Lat. Am. appl. res. vol.40 no.1 Bahía Blanca ene. 2010

 

ARTICLES

Cu-doped polymeric-modified electrode for determination of cysteine

C. A. Martínez-Huitle1,2, C. Carlesi Jara3, M. Cerro-Lopez4 and M. A. Quiroz4

1 DiSTAM, University of Milan, via Celoria 2,
CAP-20133 Milan, Italy.

2 Universidade Federal do Rio Grande do Norte, Centro de Ciências Exatas e da Terra. Departamento de Química, Lagoa Nova
CEP 59078-970 - Natal, RN, Brasil. mhuitle@hotmail.com, carlos.martinez@unimi.it

3 Escuela de Ingeniería Química, Pontificia Universidad Católica de Valparaíso. Avda. Brasil 2147,
2362804 Valparaíso, Chile. carlos.carlesi@ucv.cl

4 Universidad de las Américas - Puebla. Departamento de Química y Biología, Laboratorio de Electroquímica,
CP 72820 - Puebla, México. marcoa.quiroz@udlap.mx

Abstract - A simple differential pulse voltammetric method based on chitosan modified glassy carbon was used to pre-concentrate copper ions in the chitosan film. After, this electrode was employed for the quantitative determination of cysteine. The modified electrode exhibits a clear improvement of the current response. The method allowed quantifying the analyte in the range in buffer solution and a limit of detection range from 1.0×10-6 to 1.4×10-6 M was achieved. This value seems quite higher than those previously published by other authors. The results are described and discussed in the light of the existing literature.
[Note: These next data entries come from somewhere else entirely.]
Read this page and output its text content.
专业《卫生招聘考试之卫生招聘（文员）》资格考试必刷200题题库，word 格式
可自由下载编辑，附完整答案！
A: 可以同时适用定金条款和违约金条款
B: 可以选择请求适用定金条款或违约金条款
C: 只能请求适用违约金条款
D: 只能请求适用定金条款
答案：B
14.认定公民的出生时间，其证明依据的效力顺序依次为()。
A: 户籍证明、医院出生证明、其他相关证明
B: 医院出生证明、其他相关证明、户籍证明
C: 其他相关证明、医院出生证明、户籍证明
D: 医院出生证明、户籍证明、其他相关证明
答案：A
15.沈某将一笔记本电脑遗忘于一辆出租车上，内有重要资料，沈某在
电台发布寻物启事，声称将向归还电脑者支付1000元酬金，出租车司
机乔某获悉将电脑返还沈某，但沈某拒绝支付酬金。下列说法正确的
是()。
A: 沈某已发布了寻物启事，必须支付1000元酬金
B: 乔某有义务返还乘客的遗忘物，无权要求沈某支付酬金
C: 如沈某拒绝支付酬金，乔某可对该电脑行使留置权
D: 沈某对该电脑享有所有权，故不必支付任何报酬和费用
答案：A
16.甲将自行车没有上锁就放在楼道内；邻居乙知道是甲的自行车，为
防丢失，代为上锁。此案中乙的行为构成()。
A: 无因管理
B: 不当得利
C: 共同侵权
Keywords - Cysteine; Sensor; Chitosan; Copper.

I. INTRODUCTION

Cysteine is a naturally occurring amino acid of great importance in biological and biomedical fields. It participates in a number of biochemical processes, and is involved in several important cellular functions, such as protein synthesis, detoxification and metabolism. Cysteine is also important in food science, being widely used as antioxidant in a large variety of foods (Friedman, 1994; Elias et al., 2005; Koh et al., 1996).
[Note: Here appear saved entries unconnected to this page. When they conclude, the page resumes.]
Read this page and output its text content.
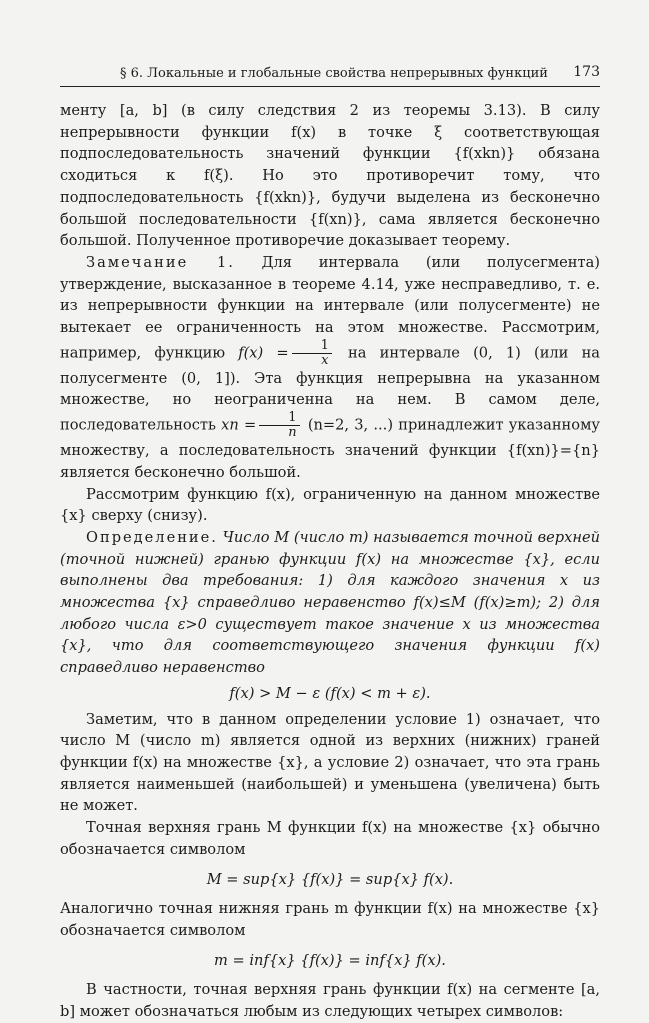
§ 6. Локальные и глобальные свойства непрерывных функций 173

менту [a, b] (в силу следствия 2 из теоремы 3.13). В силу непрерывности функции f(x) в точке ξ соответствующая подпоследовательность значений функции {f(xkn)} обязана сходиться к f(ξ). Но это противоречит тому, что подпоследовательность {f(xkn)}, будучи выделена из бесконечно большой последовательности {f(xn)}, сама является бесконечно большой. Полученное противоречие доказывает теорему.

Замечание 1. Для интервала (или полусегмента) утверждение, высказанное в теореме 4.14, уже несправедливо, т. е. из непрерывности функции на интервале (или полусегменте) не вытекает ее ограниченность на этом множестве. Рассмотрим, например, функцию $f(x) = \frac{1}{x}$ на интервале (0, 1) (или на полусегменте (0, 1]). Эта функция непрерывна на указанном множестве, но неограниченна на нем. В самом деле, последовательность xn = $\frac{1}{n} (n=2$, 3, ...) принадлежит указанному множеству, а последовательность значений функции {f(xn)}={n} является бесконечно большой.

Рассмотрим функцию f(x), ограниченную на данном множестве {x} сверху (снизу).

Определение. Число M (число m) называется точной верхней (точной нижней) гранью функции f(x) на множестве {x}, если выполнены два требования: 1) для каждого значения x из множества {x} справедливо неравенство f(x)≤M (f(x)≥m); 2) для любого числа ε>0 существует такое значение x из множества {x}, что для соответствующего значения функции f(x) справедливо неравенство

f(x) > M − ε (f(x) < m + ε).

Заметим, что в данном определении условие 1) означает, что число M (число m) является одной из верхних (нижних) граней функции f(x) на множестве {x}, а условие 2) означает, что эта грань является наименьшей (наибольшей) и уменьшена (увеличена) быть не может.

Точная верхняя грань M функции f(x) на множестве {x} обычно обозначается символом

M = sup{x} {f(x)} = sup{x} f(x).

Аналогично точная нижняя грань m функции f(x) на множестве {x} обозначается символом

m = inf{x} {f(x)} = inf{x} f(x).

В частности, точная верхняя грань функции f(x) на сегменте [a, b] может обозначаться любым из следующих четырех символов:
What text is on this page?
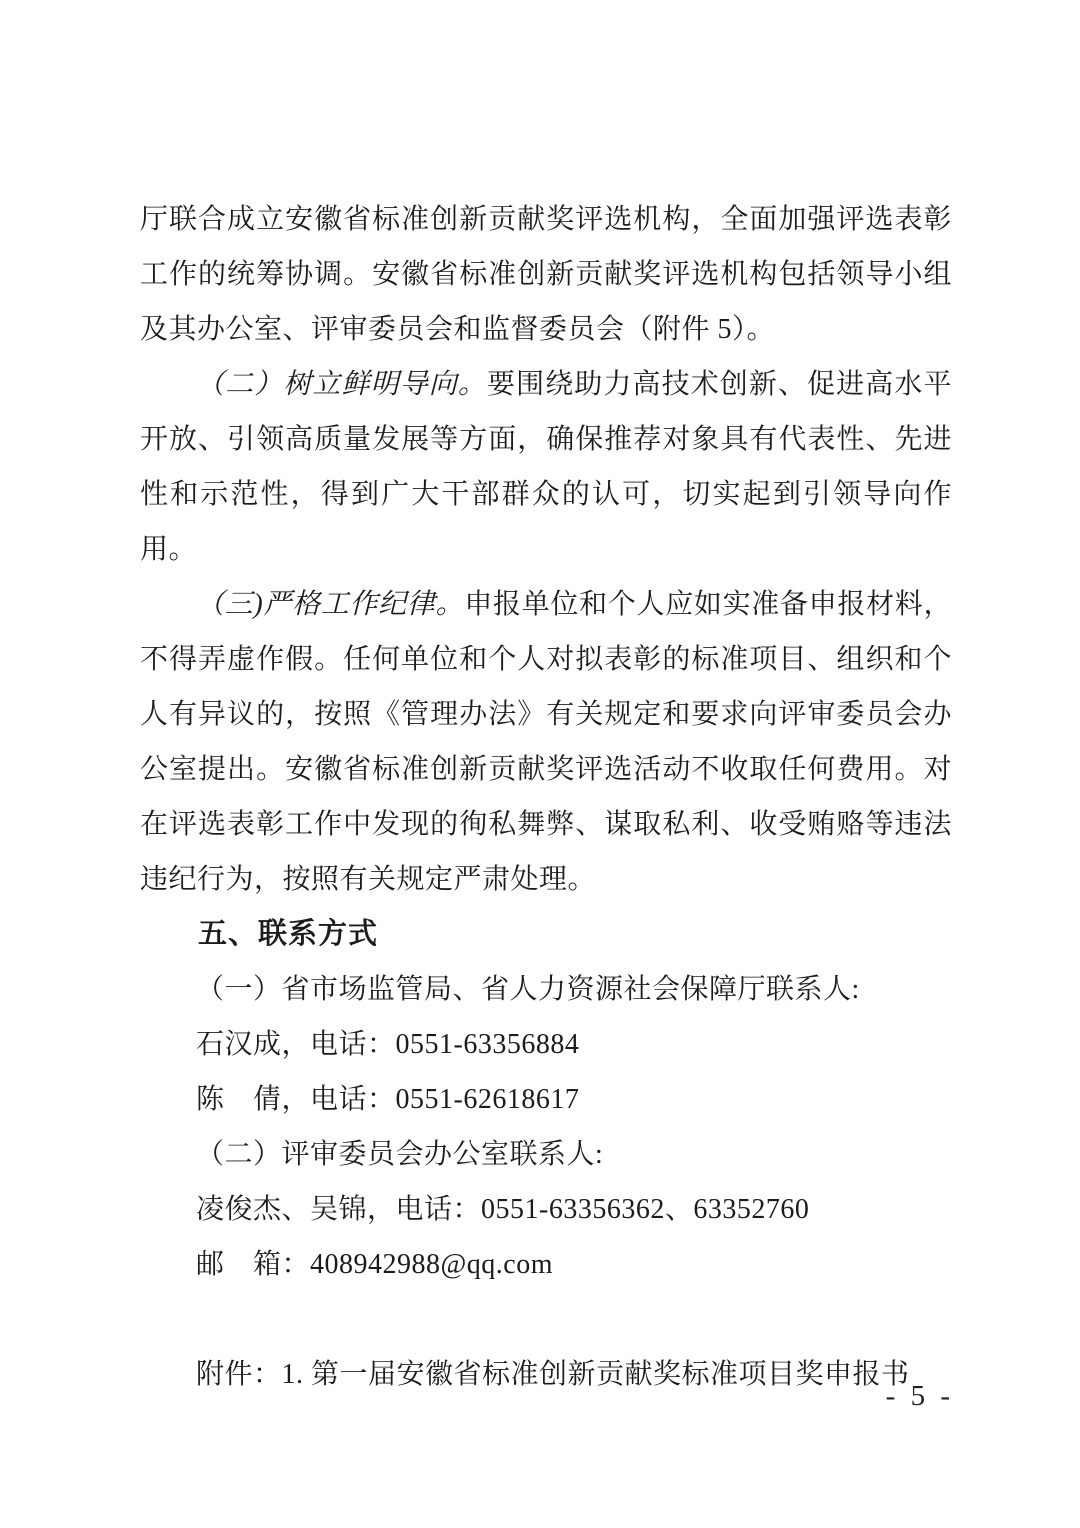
厅联合成立安徽省标准创新贡献奖评选机构，全面加强评选表彰工作的统筹协调。安徽省标准创新贡献奖评选机构包括领导小组及其办公室、评审委员会和监督委员会（附件 5）。

（二）树立鲜明导向。要围绕助力高技术创新、促进高水平开放、引领高质量发展等方面，确保推荐对象具有代表性、先进性和示范性，得到广大干部群众的认可，切实起到引领导向作用。

（三)严格工作纪律。申报单位和个人应如实准备申报材料，不得弄虚作假。任何单位和个人对拟表彰的标准项目、组织和个人有异议的，按照《管理办法》有关规定和要求向评审委员会办公室提出。安徽省标准创新贡献奖评选活动不收取任何费用。对在评选表彰工作中发现的徇私舞弊、谋取私利、收受贿赂等违法违纪行为，按照有关规定严肃处理。

五、联系方式

（一）省市场监管局、省人力资源社会保障厅联系人:

石汉成，电话：0551-63356884

陈　倩，电话：0551-62618617

（二）评审委员会办公室联系人:

凌俊杰、吴锦，电话：0551-63356362、63352760

邮　箱：408942988@qq.com

附件：1. 第一届安徽省标准创新贡献奖标准项目奖申报书

- 5 -
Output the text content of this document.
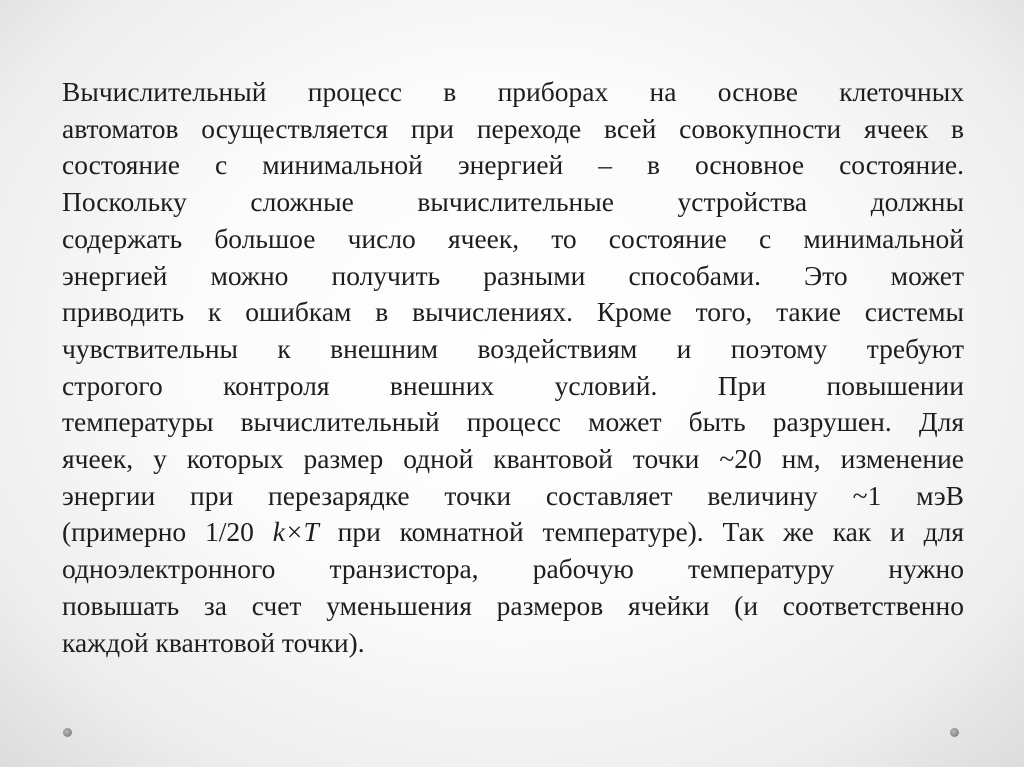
Вычислительный процесс в приборах на основе клеточных
автоматов осуществляется при переходе всей совокупности ячеек в
состояние с минимальной энергией – в основное состояние.
Поскольку сложные вычислительные устройства должны
содержать большое число ячеек, то состояние с минимальной
энергией можно получить разными способами. Это может
приводить к ошибкам в вычислениях. Кроме того, такие системы
чувствительны к внешним воздействиям и поэтому требуют
строгого контроля внешних условий. При повышении
температуры вычислительный процесс может быть разрушен. Для
ячеек, у которых размер одной квантовой точки ~20 нм, изменение
энергии при перезарядке точки составляет величину ~1 мэВ
(примерно 1/20 k×T при комнатной температуре). Так же как и для
одноэлектронного транзистора, рабочую температуру нужно
повышать за счет уменьшения размеров ячейки (и соответственно
каждой квантовой точки).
Several methods have been described for quantifying cysteine in a variety of real matrices, including spectrophotometric (Zaia et al., 1999; Rozhnova et al., 1999), fluorimetric (Wang et al., 2001; Zhu et al., 2003), electrophoretic (Zeng et al., 2006; Jin and Wang, 1997) mass spectroscopy (Raftery et al., 1992) and chromatograpic (Amarnath et al., 2003; Brückner et al., 1995) ones.

Electrochemical methods were also described since offering high sensitivity and selectivity (Jin and Wang, 1997; Forsman, 1981 and 1983; Van den Berg et al., 1988; Sugawara et al., 1996; Heyrowský et al., 1997; Kawasaky et al., 1999; Amini et al., 2003). These papers deal with the behavior of cysteine at mercury electrodes (Heyrowský et al., 1997), at gold-mercury amalgam electrodes (Jin and Wang, 1997), at electrodes in the presence of Co(II) (Sugawara et al., 1996; Amini et al., 2003), at thin mercury film electrodes in the presence of osmium (Kamiñski and Modrzejewska, 1997), gold nanoparticle-modified electrodes (Agüí et al., 2007), amperometric detection (Tseng et al., 2006) and at mercury electrodes in the presence of Cu(II) (Forsman, 1981 and 1983; Van den Berg et al., 1988). According to these last papers, the reactions involved, in particular, the reaction of cysteine with Cu(II) to give a cuprous cysteinate complex and cystine can be exploited for quantifying cysteine by differential pulse cathodic stripping voltammetry. In this respect, Forsman (1981) reported that the calibration curve obtained in the presence of 10-5 M Cu(II) was linear in the 2×10-9 - 5×10-7 M range.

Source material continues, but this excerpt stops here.